A client was referred to me by Dr. Thompson, our prescribing psychologist at the Behavioral Health Center at our local hospital.

He was diagnosed with Obsessive Compulsive Disorder (OCD). I forget if he was taking meds for it or had refused the drugs. Clients who had refused medication therapy were often referred to me. I like to know what the real situation is. I have enough confidence in my ability to help them not to want what is going on with them obscured by dulling medications. Otherwise I’m only as skilled as the social workers in the clinic: checking on how the ‘meds’ are working, and dispensing encouraging advice.

I once had a client who had to hold onto the walls to stay upright and couldn’t form words easily. Time to ease up on the meds!
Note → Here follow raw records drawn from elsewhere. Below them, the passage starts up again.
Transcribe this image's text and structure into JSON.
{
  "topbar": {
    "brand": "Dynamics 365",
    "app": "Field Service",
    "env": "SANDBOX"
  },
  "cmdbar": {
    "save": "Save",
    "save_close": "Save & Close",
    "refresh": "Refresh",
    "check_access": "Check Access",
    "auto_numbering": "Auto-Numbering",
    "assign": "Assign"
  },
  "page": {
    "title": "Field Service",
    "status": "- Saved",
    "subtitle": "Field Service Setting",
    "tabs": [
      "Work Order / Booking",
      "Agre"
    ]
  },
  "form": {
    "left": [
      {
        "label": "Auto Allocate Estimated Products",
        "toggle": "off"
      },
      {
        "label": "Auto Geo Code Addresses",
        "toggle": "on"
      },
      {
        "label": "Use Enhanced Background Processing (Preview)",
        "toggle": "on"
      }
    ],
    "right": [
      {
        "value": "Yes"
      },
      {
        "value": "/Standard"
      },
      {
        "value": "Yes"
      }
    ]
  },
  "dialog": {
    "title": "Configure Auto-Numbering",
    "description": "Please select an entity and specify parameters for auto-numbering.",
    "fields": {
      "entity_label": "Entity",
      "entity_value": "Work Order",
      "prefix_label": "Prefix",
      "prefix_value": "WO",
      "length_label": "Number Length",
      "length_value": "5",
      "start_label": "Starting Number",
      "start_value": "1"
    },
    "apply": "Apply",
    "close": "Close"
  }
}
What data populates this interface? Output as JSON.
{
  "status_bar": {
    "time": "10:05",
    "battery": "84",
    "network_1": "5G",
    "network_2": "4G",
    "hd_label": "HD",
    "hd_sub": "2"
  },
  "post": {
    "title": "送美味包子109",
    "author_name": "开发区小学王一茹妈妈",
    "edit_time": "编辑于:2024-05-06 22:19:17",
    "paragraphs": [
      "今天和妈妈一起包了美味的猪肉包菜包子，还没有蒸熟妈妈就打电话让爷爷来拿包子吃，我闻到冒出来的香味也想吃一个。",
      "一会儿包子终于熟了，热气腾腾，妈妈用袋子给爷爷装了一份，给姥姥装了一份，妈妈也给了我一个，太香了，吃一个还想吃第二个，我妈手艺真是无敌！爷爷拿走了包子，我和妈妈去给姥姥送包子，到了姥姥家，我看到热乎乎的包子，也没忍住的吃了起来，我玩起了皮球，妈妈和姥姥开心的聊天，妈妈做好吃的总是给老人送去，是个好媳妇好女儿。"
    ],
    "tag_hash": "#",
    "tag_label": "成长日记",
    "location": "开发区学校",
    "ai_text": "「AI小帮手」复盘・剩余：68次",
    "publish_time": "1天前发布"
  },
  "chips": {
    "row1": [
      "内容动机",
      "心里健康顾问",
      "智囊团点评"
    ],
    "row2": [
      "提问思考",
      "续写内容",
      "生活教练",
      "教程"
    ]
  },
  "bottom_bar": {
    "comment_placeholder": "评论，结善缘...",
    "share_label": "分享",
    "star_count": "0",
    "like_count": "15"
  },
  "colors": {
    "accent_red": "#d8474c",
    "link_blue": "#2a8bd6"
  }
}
Anyway, let’s call our client John, in his 30’s and single. He couldn’t leave his house in the morning to go to work without checking the locks so many times he was frequently late for work and worried all day that the house was open or his dog would get out of the yard.

In the first session I addressed his situation as a memory problem. I figured that if John had a way of knowing he had locked his door, then he would be relieved of one aspect of his anxiety.